Assays of the β-glucuronidase activity in sera and in liver tissues of patients with liver diseases were carried out by the method of Masuya and Tsukamoto, using p-nitrophenyl-β-D-Glucopyranosiduronic acid as substrate. The results were as follows: 1. The mean enzyme activity in normal sera was 885 units. The average activity for men was rather higher than that for women. 2. Serum β-glucuronidase activity showed a distinct increase in acute hepatitis, compensated liver cirrhosis and hepatic carcinoma and a slight elevation in recurrent chronic hepatitis, active chronic hepatitis, precirrhosis and obstructive jaundice. On the contrary, the activity was almost normal in inactive chronic hepatitis and abnormally low in decompensated cirrhosis. 3. In acute hepatitis, serum β-glucuronidase activity was markedly high during the acute phase and returned gradually and simultaneously with transaminase to the normal level as a sign of recovery. In chronic hepatitis, precirrhosis and cirrhosis of the liver, serum β-glucuronidase activity fluctuated independently of transaminases and the period of low β-glucuronidase activities was in accordance with that of hepatic failure. A rise of the activity following this period was an early sign of recovery and a return to the normal level coincided with a further clinical improvement. 4. β-Glucuronidase in liver tissues of patients with hepatic diseases showed not only an increase but also a decrease of the activity. The activity alterations were closely related to degeneration, necrosis and regeneration of hepatic cells, while cases with severe histological changes exhibited a reduced activity. 5. There was a close correlation between the activity changes of β-glucuronidase in serum and those in liver tissues. 6. These data suggest that in liver diseases the alterations of serum β-glucuronidase activity reflect sensitively active histological changes of the liver including cellular damage and repair.
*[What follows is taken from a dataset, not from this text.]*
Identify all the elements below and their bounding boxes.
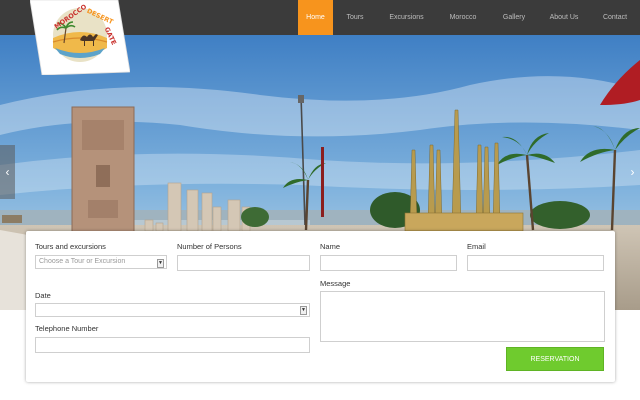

Assays of the N-acetyl-β-glucosaminidase activity in sera and in liver tissues of patients with hepatic disorders were carried out by the method of Walker, using p-nitrophenyl-N-acetyl-β-glucosaminide as substrate. The results were as follows: 1. The normal activity of serum N-acetyl-β-glucosaminidase was 5.7 units in average. There was no significant difference in sex. 2. Serum N-acetyl-β-glucosaminidase activity showed a distinct increase in acute hepatitis, recurrent chronic hepatitis, precirrhosis and active cirrhosis. In active and inactive chronic hepatitis and inactive cirrhosis, the activity was slightly elevated. 3. In liver diseases the activity of serum N-acetyl-β-glucosaminidase changed independently of that of serum β-glucuronidase. 4. N-acetyl-β-glucosaminidase activity in serum showed a close correlation with that in liver tissues and such histological findings as “degeneration of liver cells”, “Kupffer cell activation”, “cell infiltration”, “proliferation of connective tissue” in the liver. 5. The elevation of serum N-acetyl-β-glucosaminidase activity has a close relation to the proliferation of connective tissue in liver diseases, while it has a close relation to the acute destructive change such as degeneration and necrosis of the hepatic cells. 6. In obstructive jaundice and hepatic carcinoma, remarkably elevated activities of serum N-acetyl-β-glucosaminidase were observed.